Потом выступил профессор венской академии.
— Дамы и господа! Мы рождены в эту великую эпоху и должны пройти до конца назначенный нам путь. Мы, арийцы, должны стоять до конца, как тот римский солдат, кости которого нашли у ворот Помпеи и который погиб, так как его забыли сменить перед извержением Везувия. В этом величие, в этом сказывается раса. Это честный конец патриота. Расовый характер наисильнейшим образом определяет свойство национальной культуры, здоровой, ясной, лишенной еврейского гнилостного разложения. (Аплодисменты.) Посмотрите на эти картины, господа. В них духи, близкие природе, земле. В них хранится старая вещность немецкого истинного натурализма...
Среди висевших на стенах картин была и акварель молодого мюнхенского художника Адольфа Гитлера.
Утрgм Шагал и провожавший его Рубипер ехали в трамвае на вокзал. На перекрестке трамвай надолго задержался: шли войска.
— Я опоздаю на поезд, — нервно говорил Шагал, — надо было выехать раньше.
— Кто мог предположить? — сказал Рубинер. — Милитаризм совершенно парализовал берлинскую жизнь. Просто трудно дышать. Посмотрите вокруг на глупые, цветущие от восторга лица патриотов.
— Да здравствует кайзер! — высунувшись в окно, крикнул один из пассажиров. — Да здравствует отечество! Слава немецким солдатам!
Проезжающий на фаэтоне офицер улыбнулся и взял под козырек. Публика на тротуарах размахивала национальными флажками.
— Я старый немецкий социал-демократ, — сказал какой-то седой господин, — но в это роковое время мы, немецкие социал-демократы, поддерживаем нашего кайзера против врагов Германии.
— Этого я уже не могу выдержать, — сказал Рубинер и закричал седому господину: — Я тоже социалист! Истинные немецкие социалисты выступают против кровавой бойни, на которую толкают народ ради интересов кайзера, ради интересов помещиков и капиталистов.
— Нет, истинные немецкие сациал-демократы поддерживают кайзера за исключением небольшой антипатриотичной клики Карла Либкнехта, к которой вы, очевидно, принадлежите.
— Социал-предатель! — нервно крикнул Рубинер. — Вы подкуплены капиталистами, которые начинают войну ради своих барышей.
— Сегодня так ни один честный немец говорить не может, — сказала дама Рубинеру. — Вы либо поляк, либо еврей, либо мошенник.

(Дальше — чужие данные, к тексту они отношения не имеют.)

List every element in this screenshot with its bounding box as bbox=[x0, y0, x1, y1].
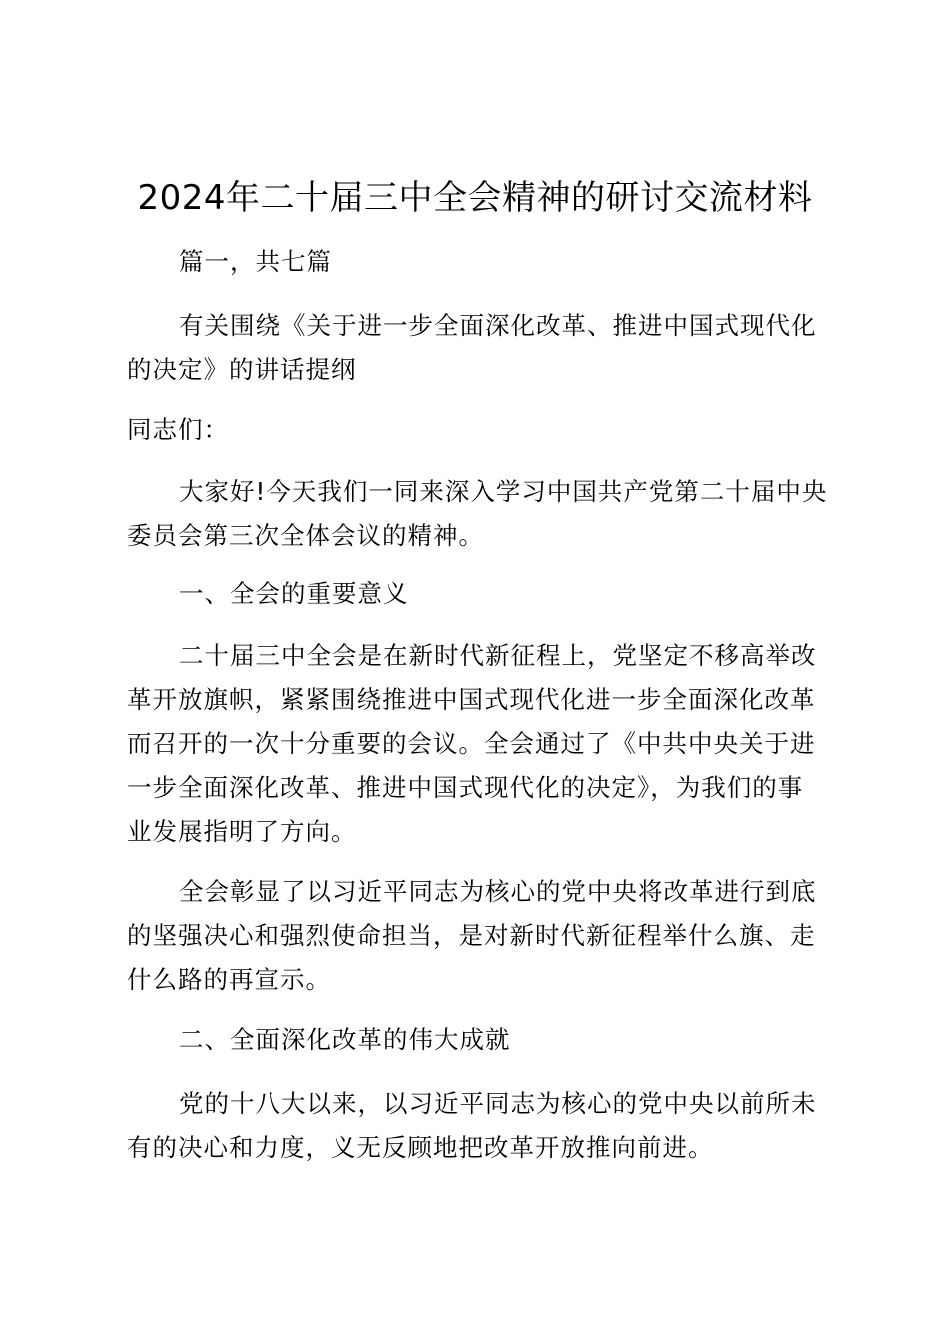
paragraph-salutation bbox=[127, 408, 833, 452]
text-line: 全会彰显了以习近平同志为核心的党中央将改革进行到底 bbox=[179, 877, 817, 906]
paragraph-subtitle bbox=[127, 304, 833, 392]
text-line: 二、全面深化改革的伟大成就 bbox=[179, 1025, 511, 1054]
text-line: 二十届三中全会是在新时代新征程上，党坚定不移高举改 bbox=[179, 641, 817, 670]
text-line: 委员会第三次全体会议的精神。 bbox=[127, 521, 484, 550]
text-line: 的坚强决心和强烈使命担当，是对新时代新征程举什么旗、走 bbox=[127, 921, 816, 950]
document-title: 2024年二十届三中全会精神的研讨交流材料 bbox=[137, 178, 813, 218]
paragraph-greeting bbox=[127, 470, 833, 558]
text-line: 同志们： bbox=[127, 415, 229, 444]
paragraph-part-label bbox=[127, 240, 833, 284]
text-line: 的决定》的讲话提纲 bbox=[127, 355, 357, 384]
text-line: 大家好!今天我们一同来深入学习中国共产党第二十届中央 bbox=[179, 477, 828, 506]
text-line: 业发展指明了方向。 bbox=[127, 817, 357, 846]
section-heading-1 bbox=[127, 572, 833, 616]
section-heading-2 bbox=[127, 1018, 833, 1062]
paragraph-body-2 bbox=[127, 870, 833, 1002]
text-line: 篇一，共七篇 bbox=[179, 247, 332, 276]
paragraph-body-3 bbox=[127, 1082, 833, 1170]
text-line: 革开放旗帜，紧紧围绕推进中国式现代化进一步全面深化改革 bbox=[127, 685, 816, 714]
text-line: 有的决心和力度，义无反顾地把改革开放推向前进。 bbox=[127, 1133, 714, 1162]
text-line: 而召开的一次十分重要的会议。全会通过了《中共中央关于进 bbox=[127, 729, 816, 758]
text-line: 一、全会的重要意义 bbox=[179, 579, 409, 608]
text-line: 一步全面深化改革、推进中国式现代化的决定》，为我们的事 bbox=[127, 773, 804, 802]
text-line: 什么路的再宣示。 bbox=[127, 965, 331, 994]
text-line: 党的十八大以来，以习近平同志为核心的党中央以前所未 bbox=[179, 1089, 817, 1118]
text-line: 有关围绕《关于进一步全面深化改革、推进中国式现代化 bbox=[179, 311, 817, 340]
paragraph-body-1 bbox=[127, 634, 833, 854]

— Я хотел был возразить этой уважаемой даме, — сказал человек с курчавой черной бородкой. — Мы, немецкие евреи, активно поддерживаем кайзера. Мы организовали сбор средств в поддержку немецкой армии. Мой сын добровольно записался в армию. Мы, немцы иудейского вероисповедования, готовы трудиться на благо нашего немецкого отечества, во имя немецкого патриотизма.
— Где ваш патриотизм, — спросил Рубинер, — в сердце или в кармане?
— Высадить их из трамвая, — предложил один из пассажиров. — Антипатриотам нет места в немецком трамвае.
— Господа, — обратился кондуктор к Шагалу и Рубинеру, — прошу вас покинуть трамвай.
— Но мы заплатили за билет, — робко сказал Шагал, — я, господа, тороплюсь на вокзал.
— Молчать! — вдруг закричал краснолицый пассажир. — Молчать! Пьяная свинья!
— Господин кондуктор, — сказала дама, — пьяным запрещено ездить в трамвае.
— Дать этим иностранцам в морду, — флегматично посоветовал молчавший до того пассажир.
Войска, шедшие мимо, запели песню:
— Ин дер хаймат, ин дер хаймат, да гибтс айн видерзейн...
Миновав перекресток, солдаты пошли параллельна трамвайным путям.
— Скорей выходите, — сказал кондуктор, сверля Рубинера и Шагала глазами.
Шагал, согнувшись под тяжестью чемоданов, пошел к выходу. Следом за ним двинулся Рубинер.
— Ин дер хаймат, ин дер хаймат, да гибтс айн видерзейн, — запели вслед за войсками пассажиры, кондуктор и вагоновожатый. Поющий трамвай унесся.
— Зачем вы с ними спорили? — раздраженно спросил Шагал.
— Как, я должен молчать? А мои принципы? Я пацифист.
— Из-за вашего пацифизма мне теперь придется тратиться на извозчика, — сказал Шагал.
Германия осталась позади. Потянулись поля австрийской Польши, потом австрийской Галиции. Здесь тоже было много солдат, но австрийские солдаты в своих голубых коротких шинелях и высоких кепи не выглядели столь гнетуще. Берлинские впечатления постепенно рассеялись в пути, тем более ехал Шагал в одном купе с красивой француженкой Вивьен. Пили принесенный проводником чай с печеньем.